Saturday, July 26, 2014

What makes "assimilated"* Jews turn against their own people?

It is my position that anybody is free to re-shape their own identity in the best way that makes them happy. This does not diminish my interest in understanding by what process or under what compulsion, a Jewish person would prefer to attach themselves to a majority that reviles Jews, for one reason or another, imaginary, malevolent or virtuous. In this I find Hannah Arendt's  analysis very persuasive, as displayed in this excerpt:

"In the minds of the privileged Jews such measures taken by the state appeared to be the workings of a sort of heavenly tribunal, by whom the virtuous - who had more than a certain income - were rewarded with human rights, and the unworthy - living in mass concentration in the eastern provinces - were punished as pariahs.

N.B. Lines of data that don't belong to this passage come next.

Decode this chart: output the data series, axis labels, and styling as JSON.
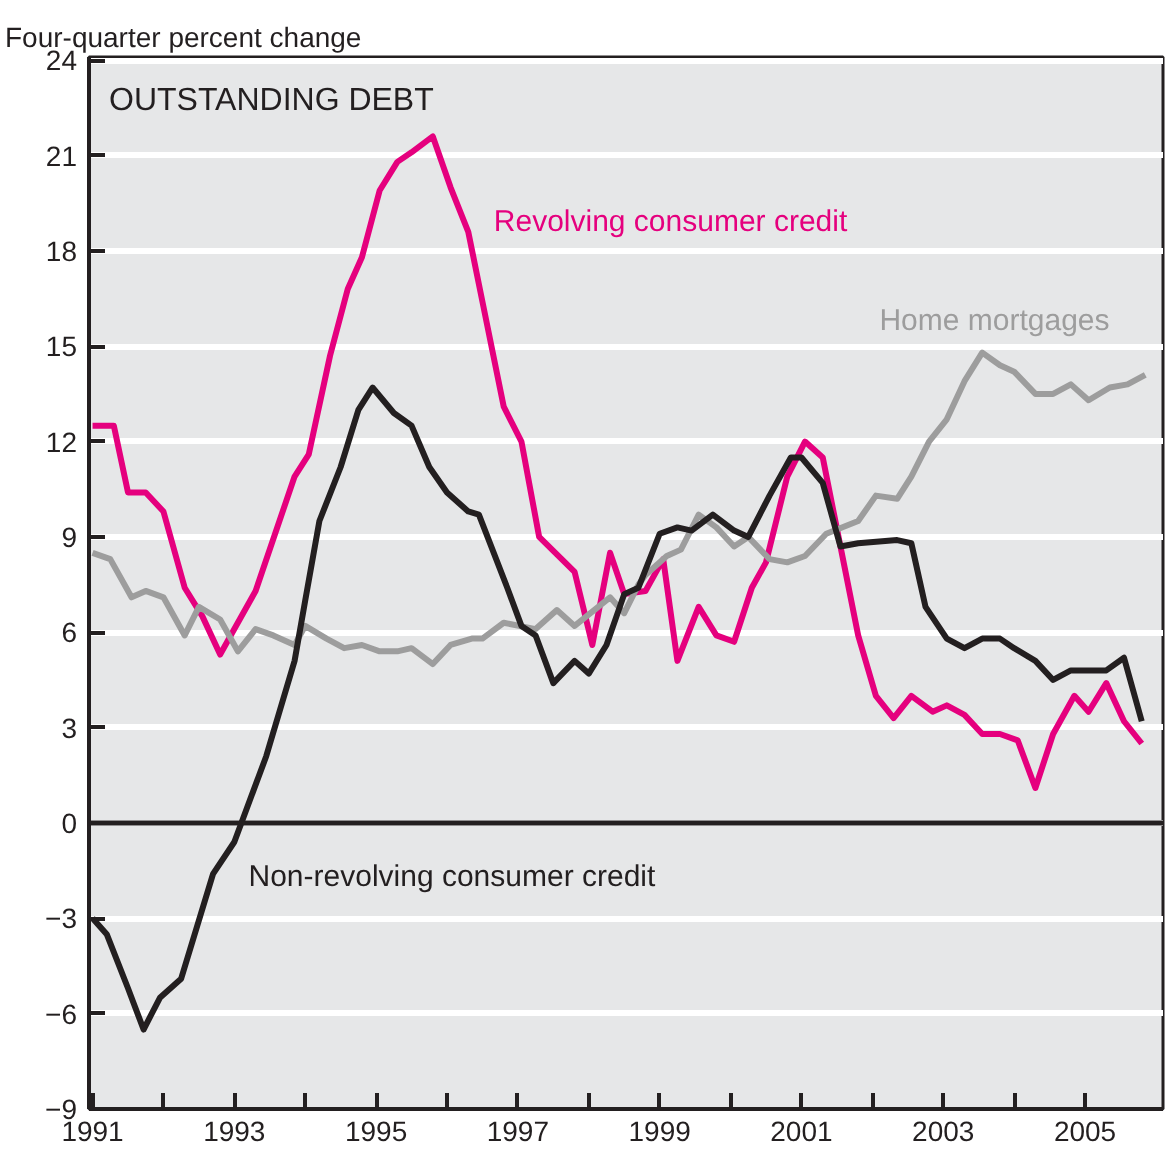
{
  "chart_data": {
    "type": "line",
    "title": "OUTSTANDING DEBT",
    "ylabel": "Four-quarter percent change",
    "xlim": [
      1990.95,
      2006.1
    ],
    "ylim": [
      -9,
      24.1
    ],
    "xticks": [
      {
        "value": 1991,
        "label": "1991"
      },
      {
        "value": 1992,
        "label": null
      },
      {
        "value": 1993,
        "label": "1993"
      },
      {
        "value": 1994,
        "label": null
      },
      {
        "value": 1995,
        "label": "1995"
      },
      {
        "value": 1996,
        "label": null
      },
      {
        "value": 1997,
        "label": "1997"
      },
      {
        "value": 1998,
        "label": null
      },
      {
        "value": 1999,
        "label": "1999"
      },
      {
        "value": 2000,
        "label": null
      },
      {
        "value": 2001,
        "label": "2001"
      },
      {
        "value": 2002,
        "label": null
      },
      {
        "value": 2003,
        "label": "2003"
      },
      {
        "value": 2004,
        "label": null
      },
      {
        "value": 2005,
        "label": "2005"
      }
    ],
    "yticks": [
      {
        "value": -9,
        "label": "−9"
      },
      {
        "value": -6,
        "label": "−6"
      },
      {
        "value": -3,
        "label": "−3"
      },
      0,
      3,
      6,
      9,
      12,
      15,
      18,
      21,
      24
    ],
    "grid": "y",
    "legend": false,
    "marker": "none",
    "line_style": "solid",
    "ref_lines": [
      {
        "axis": "y",
        "value": 0,
        "label": null,
        "color": "#231f20"
      }
    ],
    "series": [
      {
        "name": "Revolving consumer credit",
        "color": "#e5007e",
        "x": [
          1991.0,
          1991.3,
          1991.5,
          1991.75,
          1992.0,
          1992.3,
          1992.55,
          1992.8,
          1993.0,
          1993.3,
          1993.85,
          1994.05,
          1994.35,
          1994.6,
          1994.8,
          1995.05,
          1995.3,
          1995.5,
          1995.8,
          1996.05,
          1996.3,
          1996.5,
          1996.8,
          1997.05,
          1997.3,
          1997.8,
          1998.05,
          1998.3,
          1998.5,
          1998.8,
          1999.05,
          1999.25,
          1999.55,
          1999.8,
          2000.05,
          2000.3,
          2000.5,
          2000.8,
          2001.05,
          2001.3,
          2001.55,
          2001.8,
          2002.05,
          2002.3,
          2002.55,
          2002.85,
          2003.05,
          2003.3,
          2003.55,
          2003.8,
          2004.05,
          2004.3,
          2004.55,
          2004.85,
          2005.05,
          2005.3,
          2005.55,
          2005.8
        ],
        "values": [
          12.5,
          12.5,
          10.4,
          10.4,
          9.8,
          7.4,
          6.5,
          5.3,
          6.1,
          7.3,
          10.9,
          11.6,
          14.7,
          16.8,
          17.8,
          19.9,
          20.8,
          21.1,
          21.6,
          20.0,
          18.6,
          16.4,
          13.1,
          12.0,
          9.0,
          7.9,
          5.6,
          8.5,
          7.2,
          7.3,
          8.3,
          5.1,
          6.8,
          5.9,
          5.7,
          7.4,
          8.2,
          10.9,
          12.0,
          11.5,
          8.7,
          5.9,
          4.0,
          3.3,
          4.0,
          3.5,
          3.7,
          3.4,
          2.8,
          2.8,
          2.6,
          1.1,
          2.8,
          4.0,
          3.5,
          4.4,
          3.2,
          2.5
        ]
      },
      {
        "name": "Home mortgages",
        "color": "#9d9d9d",
        "x": [
          1991.0,
          1991.25,
          1991.55,
          1991.75,
          1992.0,
          1992.3,
          1992.5,
          1992.8,
          1993.05,
          1993.3,
          1993.55,
          1993.85,
          1994.0,
          1994.3,
          1994.55,
          1994.8,
          1995.05,
          1995.3,
          1995.5,
          1995.8,
          1996.05,
          1996.35,
          1996.5,
          1996.8,
          1997.25,
          1997.55,
          1997.8,
          1998.3,
          1998.5,
          1998.7,
          1998.8,
          1999.1,
          1999.3,
          1999.55,
          1999.8,
          2000.05,
          2000.25,
          2000.55,
          2000.8,
          2001.05,
          2001.35,
          2001.8,
          2002.05,
          2002.35,
          2002.55,
          2002.8,
          2003.05,
          2003.3,
          2003.55,
          2003.8,
          2004.0,
          2004.3,
          2004.55,
          2004.8,
          2005.05,
          2005.35,
          2005.6,
          2005.85
        ],
        "values": [
          8.5,
          8.3,
          7.1,
          7.3,
          7.1,
          5.9,
          6.8,
          6.4,
          5.4,
          6.1,
          5.9,
          5.6,
          6.2,
          5.8,
          5.5,
          5.6,
          5.4,
          5.4,
          5.5,
          5.0,
          5.6,
          5.8,
          5.8,
          6.3,
          6.1,
          6.7,
          6.2,
          7.1,
          6.6,
          7.5,
          7.8,
          8.4,
          8.6,
          9.7,
          9.3,
          8.7,
          9.0,
          8.3,
          8.2,
          8.4,
          9.1,
          9.5,
          10.3,
          10.2,
          10.9,
          12.0,
          12.7,
          13.9,
          14.8,
          14.4,
          14.2,
          13.5,
          13.5,
          13.8,
          13.3,
          13.7,
          13.8,
          14.1
        ]
      },
      {
        "name": "Non-revolving consumer credit",
        "color": "#231f20",
        "x": [
          1991.0,
          1991.2,
          1991.5,
          1991.72,
          1991.95,
          1992.25,
          1992.7,
          1993.0,
          1993.45,
          1993.85,
          1994.0,
          1994.2,
          1994.5,
          1994.75,
          1994.95,
          1995.25,
          1995.5,
          1995.75,
          1996.0,
          1996.3,
          1996.45,
          1996.85,
          1997.05,
          1997.25,
          1997.5,
          1997.8,
          1998.0,
          1998.25,
          1998.5,
          1998.7,
          1999.0,
          1999.25,
          1999.45,
          1999.75,
          2000.05,
          2000.25,
          2000.55,
          2000.85,
          2001.0,
          2001.3,
          2001.55,
          2001.8,
          2002.35,
          2002.55,
          2002.75,
          2003.05,
          2003.3,
          2003.55,
          2003.8,
          2004.0,
          2004.3,
          2004.55,
          2004.8,
          2005.3,
          2005.55,
          2005.8
        ],
        "values": [
          -3.0,
          -3.5,
          -5.2,
          -6.5,
          -5.5,
          -4.9,
          -1.6,
          -0.6,
          2.1,
          5.1,
          7.0,
          9.5,
          11.2,
          13.0,
          13.7,
          12.9,
          12.5,
          11.2,
          10.4,
          9.8,
          9.7,
          7.4,
          6.2,
          5.9,
          4.4,
          5.1,
          4.7,
          5.6,
          7.2,
          7.4,
          9.1,
          9.3,
          9.2,
          9.7,
          9.2,
          9.0,
          10.3,
          11.5,
          11.5,
          10.7,
          8.7,
          8.8,
          8.9,
          8.8,
          6.8,
          5.8,
          5.5,
          5.8,
          5.8,
          5.5,
          5.1,
          4.5,
          4.8,
          4.8,
          5.2,
          3.2
        ]
      }
    ]
  }
}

Since that time it has become a mark of assimilated Jews to be unable to distinguish between friend and enemy, between compliment and insult, and to feel flattered when an antisemite assures them that he does not mean them, that they, are exceptions - exceptional Jews. The events of recent years have proved that the "excepted Jew" is more the Jew than the exception; no Jew feels quite happy any more about being assured that he is an exception. "

(Privileged Jews Author(s): Hannah Arendt Source: Jewish Social Studies, Vol. 8, No. 1 (Jan., 1946)

___

*"assimilated" is the term used by Arendt. I would not use this term.